The phone hacking case need not detain us too long. Edmondson et al v Regina was brought by various top former News International personnel facing conspiracy charges regarding alleged phone hacking, among them Brooks and Coulson. Their contention was that the offence they are accused of, conspiring to intercept other people’s mobile phone voicemail messages, should be dismissed because the alleged hacking was not actually unlawful under the Regulation of Investigatory Powers Act 2000.
This is why the case is relevant to GCHQ and the revelations by Edward Snowden of alleged trawling and storing of private communications: Section 1(1) of RIPA says: “It shall be an offence for a person intentionally and without lawful authority to intercept, at any place in the United Kingdom, any communication in the course of its transmission by means of –
(a) a public postal service; or
(b) a public telecommunication system.” (Emphasis added.)

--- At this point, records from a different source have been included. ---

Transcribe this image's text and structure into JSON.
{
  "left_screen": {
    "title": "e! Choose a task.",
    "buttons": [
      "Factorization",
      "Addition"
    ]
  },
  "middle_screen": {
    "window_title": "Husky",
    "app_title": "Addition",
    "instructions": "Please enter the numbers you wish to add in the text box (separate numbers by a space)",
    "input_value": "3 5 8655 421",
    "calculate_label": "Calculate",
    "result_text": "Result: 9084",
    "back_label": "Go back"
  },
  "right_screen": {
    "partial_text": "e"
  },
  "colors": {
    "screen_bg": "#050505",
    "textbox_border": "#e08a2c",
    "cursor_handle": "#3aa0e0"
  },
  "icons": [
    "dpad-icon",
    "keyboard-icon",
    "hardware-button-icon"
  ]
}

The Edmondson defendants claimed no one could be alleged to have “intercepted” messages that had already arrived at the voicemail inbox and been opened for reading by the recipients since they were no longer “in transmission”. They cited S.2(7) of RIPA which says:
“For the purposes of this section the times while a communication is being transmitted by means of a telecommunication system shall be taken to include any time when the system by means of which the communication is being, or has been, transmitted is used for storing it in a manner that enables the intended recipient to collect it or otherwise to have access to it.”
The defendants argued that once it had been “accessed” (listened to in the case of a phone message or, presumably, opened if it is a text or email) it is no longer “in the course of its transmission”.
The judges, headed by the Lord Chief Justice Lord Judge, rejected this argument. “Interception” included interception of messages saved on the voicemail facility. The judgment notes:
“In this regard it is significant that the intended recipient cannot gain access to the voicemail message without resort to the telecommunication system, but is totally dependent on the system. In these circumstances, there is no good reason why the first receipt of the communication should be considered as bringing the transmission to an end nor is there any support for this within the statutory language. We consider that it is readily apparent from the plain words that it was the intention of Parliament that section 2(7) should extend the course of transmission to include this situation.”
So the appeal was dismissed and the substantive case against the defendants may proceed – of which we shall hear more, much more, later.
Issues for GCHQ
The wider implications, however, are that the court has clarified that, no matter where in the process a phone message is captured, it will have been intercepted somewhere in the transmission system and hence potentially unlawfully.